STRUCTURAL RELATIONS BETWEEN THE VICTORIA SERPENTINITE AND THE CARBONIFEROUS GRANJENO SCHIST IN THE BASEMENT OF THE SIERRA MADRE ORIENTAL, CIUDAD VICTORIA, TAMAULIPAS, MEXICO
The Victoria Serpentinite is embedded discordantly in the western block of the Carboniferous Granjeno Schist, a heterogeneous lithodeme metamorphosed under green schist facies during the Carboniferous. Granjeno Schist represents the accretion prism of Gondwana's NW margin, which is composed mainly of metapelitic sediments and the metamorphosed ocean floor and corresponding mantle (Victoria Serpentinite). It was accreted against continental Gondwana and thrusted over the Precambrian Novillo Metamorphic Complex (Oaxaquia) and the Silurian to Permian Tamatán Sedimentary Sequence, probably during Triassic times, in the course of the Pangaea amalgamation and before the beginning of the Gulf of Mexico opening.
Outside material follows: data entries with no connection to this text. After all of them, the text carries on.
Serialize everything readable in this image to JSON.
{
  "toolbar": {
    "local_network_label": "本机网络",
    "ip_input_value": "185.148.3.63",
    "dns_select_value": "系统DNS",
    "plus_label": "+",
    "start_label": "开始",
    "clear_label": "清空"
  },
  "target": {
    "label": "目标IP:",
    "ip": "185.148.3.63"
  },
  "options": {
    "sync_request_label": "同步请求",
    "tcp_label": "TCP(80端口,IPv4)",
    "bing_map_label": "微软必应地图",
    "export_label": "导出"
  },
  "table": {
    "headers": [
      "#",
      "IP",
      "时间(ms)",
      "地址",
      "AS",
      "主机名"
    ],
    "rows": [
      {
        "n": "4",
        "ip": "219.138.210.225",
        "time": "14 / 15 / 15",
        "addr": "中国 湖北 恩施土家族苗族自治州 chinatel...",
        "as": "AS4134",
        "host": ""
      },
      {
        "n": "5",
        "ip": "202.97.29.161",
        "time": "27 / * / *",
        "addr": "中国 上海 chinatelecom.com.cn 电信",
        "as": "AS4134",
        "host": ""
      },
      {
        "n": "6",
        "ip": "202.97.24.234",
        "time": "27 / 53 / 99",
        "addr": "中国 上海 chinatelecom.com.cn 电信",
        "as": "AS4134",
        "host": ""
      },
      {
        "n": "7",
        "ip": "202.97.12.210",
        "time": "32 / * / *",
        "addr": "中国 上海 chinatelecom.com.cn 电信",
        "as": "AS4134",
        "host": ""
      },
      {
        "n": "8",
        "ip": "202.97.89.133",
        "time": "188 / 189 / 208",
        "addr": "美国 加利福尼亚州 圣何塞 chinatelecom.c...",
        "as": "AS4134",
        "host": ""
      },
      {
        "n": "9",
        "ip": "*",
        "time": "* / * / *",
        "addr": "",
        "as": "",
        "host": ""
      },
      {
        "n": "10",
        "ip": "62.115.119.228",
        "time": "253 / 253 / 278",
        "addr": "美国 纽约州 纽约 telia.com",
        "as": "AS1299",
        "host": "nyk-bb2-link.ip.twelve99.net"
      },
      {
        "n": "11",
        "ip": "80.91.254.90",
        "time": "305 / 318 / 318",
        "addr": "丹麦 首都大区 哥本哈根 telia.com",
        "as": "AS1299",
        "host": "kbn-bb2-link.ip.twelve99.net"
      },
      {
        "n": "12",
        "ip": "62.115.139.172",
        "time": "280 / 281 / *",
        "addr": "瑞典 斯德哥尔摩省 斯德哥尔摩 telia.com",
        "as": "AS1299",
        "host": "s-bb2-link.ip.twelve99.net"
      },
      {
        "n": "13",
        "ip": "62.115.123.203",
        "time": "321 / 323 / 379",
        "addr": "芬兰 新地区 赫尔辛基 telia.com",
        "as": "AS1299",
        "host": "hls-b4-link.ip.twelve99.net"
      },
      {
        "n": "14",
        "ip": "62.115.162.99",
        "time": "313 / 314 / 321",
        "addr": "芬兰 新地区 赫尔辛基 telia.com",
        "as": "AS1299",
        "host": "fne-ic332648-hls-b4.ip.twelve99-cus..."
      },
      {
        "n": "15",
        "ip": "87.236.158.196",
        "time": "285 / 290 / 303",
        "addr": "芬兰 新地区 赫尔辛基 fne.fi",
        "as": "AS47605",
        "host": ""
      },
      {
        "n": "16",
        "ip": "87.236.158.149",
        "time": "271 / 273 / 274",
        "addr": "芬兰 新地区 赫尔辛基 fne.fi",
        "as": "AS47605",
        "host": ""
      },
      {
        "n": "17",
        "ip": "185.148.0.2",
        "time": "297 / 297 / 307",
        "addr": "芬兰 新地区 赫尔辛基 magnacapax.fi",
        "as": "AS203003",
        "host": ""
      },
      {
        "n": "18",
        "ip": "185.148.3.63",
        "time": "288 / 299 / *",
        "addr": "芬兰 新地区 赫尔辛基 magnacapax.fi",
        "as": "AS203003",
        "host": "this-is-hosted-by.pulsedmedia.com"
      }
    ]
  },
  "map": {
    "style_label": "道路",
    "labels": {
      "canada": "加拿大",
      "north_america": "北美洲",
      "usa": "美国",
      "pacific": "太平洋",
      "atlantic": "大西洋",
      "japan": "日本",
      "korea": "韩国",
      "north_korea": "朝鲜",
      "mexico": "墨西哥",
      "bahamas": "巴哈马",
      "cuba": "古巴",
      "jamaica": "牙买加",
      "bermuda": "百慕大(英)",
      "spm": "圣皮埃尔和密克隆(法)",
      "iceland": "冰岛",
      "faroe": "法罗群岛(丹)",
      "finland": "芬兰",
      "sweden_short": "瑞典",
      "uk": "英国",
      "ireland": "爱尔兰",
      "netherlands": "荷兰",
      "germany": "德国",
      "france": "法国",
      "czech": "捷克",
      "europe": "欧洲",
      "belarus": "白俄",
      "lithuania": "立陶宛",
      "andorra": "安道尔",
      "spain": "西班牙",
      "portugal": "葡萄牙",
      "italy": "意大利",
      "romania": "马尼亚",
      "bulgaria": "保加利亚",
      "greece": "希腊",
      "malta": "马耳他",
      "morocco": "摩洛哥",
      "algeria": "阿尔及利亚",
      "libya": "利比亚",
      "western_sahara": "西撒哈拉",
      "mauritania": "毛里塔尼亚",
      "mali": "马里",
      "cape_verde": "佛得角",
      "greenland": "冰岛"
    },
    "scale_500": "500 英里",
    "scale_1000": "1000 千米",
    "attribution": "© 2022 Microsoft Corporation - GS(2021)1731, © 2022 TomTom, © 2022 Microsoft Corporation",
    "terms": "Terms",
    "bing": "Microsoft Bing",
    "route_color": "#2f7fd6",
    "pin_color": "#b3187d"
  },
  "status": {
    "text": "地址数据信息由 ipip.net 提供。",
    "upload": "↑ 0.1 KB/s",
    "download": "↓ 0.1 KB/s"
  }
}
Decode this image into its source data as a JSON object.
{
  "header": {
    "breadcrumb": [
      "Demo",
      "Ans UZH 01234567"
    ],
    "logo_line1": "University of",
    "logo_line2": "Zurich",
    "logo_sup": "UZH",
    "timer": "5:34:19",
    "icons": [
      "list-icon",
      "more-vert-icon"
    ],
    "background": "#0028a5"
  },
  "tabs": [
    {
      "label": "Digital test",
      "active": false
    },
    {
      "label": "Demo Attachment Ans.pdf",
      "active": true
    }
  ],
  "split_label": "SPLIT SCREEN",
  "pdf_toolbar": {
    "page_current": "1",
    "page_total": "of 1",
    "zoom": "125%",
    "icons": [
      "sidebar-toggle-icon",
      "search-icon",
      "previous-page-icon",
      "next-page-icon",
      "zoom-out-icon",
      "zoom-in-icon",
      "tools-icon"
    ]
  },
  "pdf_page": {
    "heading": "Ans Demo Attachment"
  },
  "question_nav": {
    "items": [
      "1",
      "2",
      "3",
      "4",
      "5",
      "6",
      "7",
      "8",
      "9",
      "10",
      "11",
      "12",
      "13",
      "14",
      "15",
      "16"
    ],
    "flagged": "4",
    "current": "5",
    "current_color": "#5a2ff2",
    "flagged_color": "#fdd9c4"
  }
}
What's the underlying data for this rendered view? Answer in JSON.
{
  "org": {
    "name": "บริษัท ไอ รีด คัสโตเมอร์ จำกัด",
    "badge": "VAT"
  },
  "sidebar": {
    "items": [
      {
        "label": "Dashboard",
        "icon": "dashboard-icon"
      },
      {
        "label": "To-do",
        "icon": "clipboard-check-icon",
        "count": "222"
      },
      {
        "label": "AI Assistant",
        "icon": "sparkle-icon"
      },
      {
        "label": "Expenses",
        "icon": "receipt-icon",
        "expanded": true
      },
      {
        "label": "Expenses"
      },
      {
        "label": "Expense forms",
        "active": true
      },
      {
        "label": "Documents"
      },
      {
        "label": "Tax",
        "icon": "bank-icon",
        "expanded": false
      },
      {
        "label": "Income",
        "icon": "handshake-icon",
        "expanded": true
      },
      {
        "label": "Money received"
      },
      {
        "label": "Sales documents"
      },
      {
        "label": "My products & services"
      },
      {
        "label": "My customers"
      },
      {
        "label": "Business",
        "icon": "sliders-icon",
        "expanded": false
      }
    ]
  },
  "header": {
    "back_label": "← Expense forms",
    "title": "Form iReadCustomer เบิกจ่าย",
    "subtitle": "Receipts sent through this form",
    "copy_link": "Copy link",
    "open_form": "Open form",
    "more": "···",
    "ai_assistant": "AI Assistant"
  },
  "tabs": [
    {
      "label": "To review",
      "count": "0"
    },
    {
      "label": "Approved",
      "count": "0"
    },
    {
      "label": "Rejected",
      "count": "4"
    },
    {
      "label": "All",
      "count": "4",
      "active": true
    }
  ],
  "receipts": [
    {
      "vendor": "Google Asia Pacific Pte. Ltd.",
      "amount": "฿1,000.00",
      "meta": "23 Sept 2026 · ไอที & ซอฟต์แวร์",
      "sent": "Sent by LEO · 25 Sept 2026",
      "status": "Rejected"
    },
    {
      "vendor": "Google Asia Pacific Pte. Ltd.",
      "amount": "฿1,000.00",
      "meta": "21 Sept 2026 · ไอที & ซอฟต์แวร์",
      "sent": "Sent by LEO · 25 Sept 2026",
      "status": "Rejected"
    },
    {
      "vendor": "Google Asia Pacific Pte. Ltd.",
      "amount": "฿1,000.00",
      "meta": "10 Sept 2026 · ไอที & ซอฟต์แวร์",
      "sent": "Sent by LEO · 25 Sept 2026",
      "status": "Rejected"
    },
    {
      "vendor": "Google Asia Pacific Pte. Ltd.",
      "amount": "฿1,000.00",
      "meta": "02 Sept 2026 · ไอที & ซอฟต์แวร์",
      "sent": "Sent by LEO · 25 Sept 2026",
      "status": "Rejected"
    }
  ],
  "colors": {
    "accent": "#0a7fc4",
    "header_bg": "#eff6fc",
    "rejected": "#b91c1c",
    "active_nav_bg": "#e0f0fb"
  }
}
The serpentinitic unit is an elongated body with a preferential orientation NNW-SSE, with dimensions of 7 km in length to 0.9 km in width. The modal composition of the Victoria Serpentinite is dominated by lizardite with acicular habit and meshed texture, and chrysotile as filling veins in fibers perpendicular to them. As accessory minerals appear opaque phases, such as magnetite and chromite. Along highly deformed zones with fluid transit the presence of exotic rose-pink to purple stichtite, a Mg-Cr hydrated carbonate, is highly notorious.
The goal of this contribution is to provide structural data, like representative foliations and faults, determining the characteristics of the tectonic contacts with the other lithologies, to allow the postulation of a comprehensive geological interpretation in relationship to the Granjeno Schist. The results will provide more information in order to elucidate the geological puzzle of the Paleozoic basement of NE Mexico.